Menu
Croquettes de poison
Crumbed and fried cylinders of fish mixed with mashed potato and béchamel sauce
Côtelette de mouton
Mutton cutlets shallow fried with bacon, carrot and onion before being lightly simmered in white wine
Faisan, rôti
Roast Pheasant
Courte aux pommes
Poached apples
Riz
Creamed Rice
Menu dated 6th December 1901
Luncheon at Osborne Cottage, Isle of Wight, for Her Royal Highness Princess Beatrice of Battenberg.
When Queen Victoria died in 1901 she bequeathed Osborne Cottage, the venue for this luncheon, to her youngest daughter Princess Beatrice of Battenberg; the Cottage overlooked Osborne House which was Queen Victoria’s private residence on the Isle of Wight.
Upon her mother’s death, the widowed Princess Beatrice moved into Osborne Cottage which remained the Princess’s home until 1914 when she moved to Kensington Palace in London.

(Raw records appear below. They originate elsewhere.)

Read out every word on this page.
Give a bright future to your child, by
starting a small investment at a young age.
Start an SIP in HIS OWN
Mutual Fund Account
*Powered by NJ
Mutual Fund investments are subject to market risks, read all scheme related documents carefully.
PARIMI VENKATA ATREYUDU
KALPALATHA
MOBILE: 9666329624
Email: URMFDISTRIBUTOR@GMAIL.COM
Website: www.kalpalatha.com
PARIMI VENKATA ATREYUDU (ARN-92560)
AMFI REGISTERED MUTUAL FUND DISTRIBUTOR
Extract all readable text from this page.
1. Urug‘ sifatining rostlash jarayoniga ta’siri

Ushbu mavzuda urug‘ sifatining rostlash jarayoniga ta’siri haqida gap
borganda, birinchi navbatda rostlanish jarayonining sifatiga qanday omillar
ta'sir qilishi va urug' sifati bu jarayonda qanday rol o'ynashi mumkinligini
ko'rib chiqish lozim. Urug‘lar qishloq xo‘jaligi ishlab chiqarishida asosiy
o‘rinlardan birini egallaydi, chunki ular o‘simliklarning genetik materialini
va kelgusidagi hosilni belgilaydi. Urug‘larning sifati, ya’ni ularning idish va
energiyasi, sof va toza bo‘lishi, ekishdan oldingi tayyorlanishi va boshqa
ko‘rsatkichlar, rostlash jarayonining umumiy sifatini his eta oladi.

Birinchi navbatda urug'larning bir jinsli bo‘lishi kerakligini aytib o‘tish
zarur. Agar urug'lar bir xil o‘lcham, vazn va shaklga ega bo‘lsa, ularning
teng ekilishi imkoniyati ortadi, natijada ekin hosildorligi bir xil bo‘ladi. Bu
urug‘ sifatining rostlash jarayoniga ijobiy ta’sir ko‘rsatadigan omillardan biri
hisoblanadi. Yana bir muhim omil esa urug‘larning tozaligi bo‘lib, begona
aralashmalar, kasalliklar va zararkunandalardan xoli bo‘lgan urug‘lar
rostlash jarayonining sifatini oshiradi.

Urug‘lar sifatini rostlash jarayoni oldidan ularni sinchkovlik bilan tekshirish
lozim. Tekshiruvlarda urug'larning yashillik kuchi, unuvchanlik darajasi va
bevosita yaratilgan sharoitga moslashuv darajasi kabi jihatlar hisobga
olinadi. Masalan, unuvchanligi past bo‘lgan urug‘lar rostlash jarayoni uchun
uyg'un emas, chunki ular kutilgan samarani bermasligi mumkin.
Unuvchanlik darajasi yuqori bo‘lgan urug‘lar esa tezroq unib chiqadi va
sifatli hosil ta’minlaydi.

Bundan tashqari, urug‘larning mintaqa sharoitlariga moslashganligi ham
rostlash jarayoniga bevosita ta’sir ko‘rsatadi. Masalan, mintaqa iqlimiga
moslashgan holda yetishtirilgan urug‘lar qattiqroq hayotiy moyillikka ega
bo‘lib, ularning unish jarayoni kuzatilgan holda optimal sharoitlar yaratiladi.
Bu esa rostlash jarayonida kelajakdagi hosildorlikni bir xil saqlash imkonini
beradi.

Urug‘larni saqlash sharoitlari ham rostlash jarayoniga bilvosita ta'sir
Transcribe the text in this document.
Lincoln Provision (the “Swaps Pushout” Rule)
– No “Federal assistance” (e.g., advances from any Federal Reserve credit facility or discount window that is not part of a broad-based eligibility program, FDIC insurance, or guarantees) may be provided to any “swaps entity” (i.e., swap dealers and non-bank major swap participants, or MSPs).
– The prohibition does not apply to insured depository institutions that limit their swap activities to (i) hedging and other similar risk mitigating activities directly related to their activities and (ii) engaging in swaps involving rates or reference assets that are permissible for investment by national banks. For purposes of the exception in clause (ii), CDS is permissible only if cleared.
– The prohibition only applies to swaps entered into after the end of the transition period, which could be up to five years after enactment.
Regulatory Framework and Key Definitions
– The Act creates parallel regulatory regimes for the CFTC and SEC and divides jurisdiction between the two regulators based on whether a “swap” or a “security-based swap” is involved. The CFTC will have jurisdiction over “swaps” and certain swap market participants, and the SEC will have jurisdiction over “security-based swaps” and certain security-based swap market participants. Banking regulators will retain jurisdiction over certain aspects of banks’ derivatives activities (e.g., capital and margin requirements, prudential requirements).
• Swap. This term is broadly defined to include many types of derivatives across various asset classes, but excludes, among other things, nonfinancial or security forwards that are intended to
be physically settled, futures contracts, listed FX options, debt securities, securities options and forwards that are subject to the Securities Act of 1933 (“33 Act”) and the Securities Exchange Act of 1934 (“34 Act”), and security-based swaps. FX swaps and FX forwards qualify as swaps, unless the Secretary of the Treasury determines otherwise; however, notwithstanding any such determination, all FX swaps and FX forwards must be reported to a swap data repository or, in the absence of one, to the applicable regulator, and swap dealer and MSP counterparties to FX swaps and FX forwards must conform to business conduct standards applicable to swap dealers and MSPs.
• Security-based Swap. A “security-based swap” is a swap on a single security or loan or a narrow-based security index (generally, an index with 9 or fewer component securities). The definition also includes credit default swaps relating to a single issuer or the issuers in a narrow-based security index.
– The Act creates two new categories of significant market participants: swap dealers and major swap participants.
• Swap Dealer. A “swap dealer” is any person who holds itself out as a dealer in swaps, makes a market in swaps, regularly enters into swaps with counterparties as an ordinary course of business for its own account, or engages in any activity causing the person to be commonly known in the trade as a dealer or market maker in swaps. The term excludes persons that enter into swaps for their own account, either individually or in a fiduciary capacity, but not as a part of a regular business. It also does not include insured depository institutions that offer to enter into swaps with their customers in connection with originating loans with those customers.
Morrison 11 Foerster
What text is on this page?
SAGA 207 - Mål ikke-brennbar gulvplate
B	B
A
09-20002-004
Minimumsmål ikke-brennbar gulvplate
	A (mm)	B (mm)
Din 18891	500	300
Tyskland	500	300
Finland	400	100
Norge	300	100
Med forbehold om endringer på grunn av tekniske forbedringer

This luncheon menu is embossed with the royal cipher of Princess Beatrice and her deceased husband Prince Henry of Battenberg: the ‘double B’ cipher represents the names of Beatrice and Battenberg which converge to form the letter ‘H’, in the middle, for Henry.
The menu reveals diversity in culinary tastes for Princess Beatrice: a serving of roast pheasants is followed by a humble dessert of stewed apples with creamed-rice.
Prior to Queen Victoria’s death, Osborne Cottage was used to accommodate the Queen’s favourite guests. In 1886, for example, the London World reported that the exiled Empress Eugénie of France “has been staying during the last 10 days at Osborne Cottage, the best of the Queen’s numerous houses round Osborne”.
Queen Marie of Romania, who was a niece of Princess Beatrice, also remembered staying at Osborne Cottage as a child:
“We inhabited Osborne Cottage”, she wrote in her memoirs, “a delightful little house just beyond the royal park which Grandmamma Queen lent us occasionally for the summer months”.
“Osborne Cottage was a typical English cottage overshadowed by lime trees, and honeysuckle nodding in at its windows. These were two more scents that filled me with beatitude. Ever afterwards, no matter where I was, the perfume of lime trees in full bloom carried me back to Osborne Cottage, just as the smell of damp autumn leaves ever conjures up again the Eastwell woods before me as with a magic wand.
“It was always in the season of lime trees in flower and of honeysuckle that we came to the Isle of Wight.... the hall of Osborne Cottage was always full of white lilies with pink spots, which also had a perfume that regularly tingled all through me in shudders of delight.” – Queen Marie of Romania.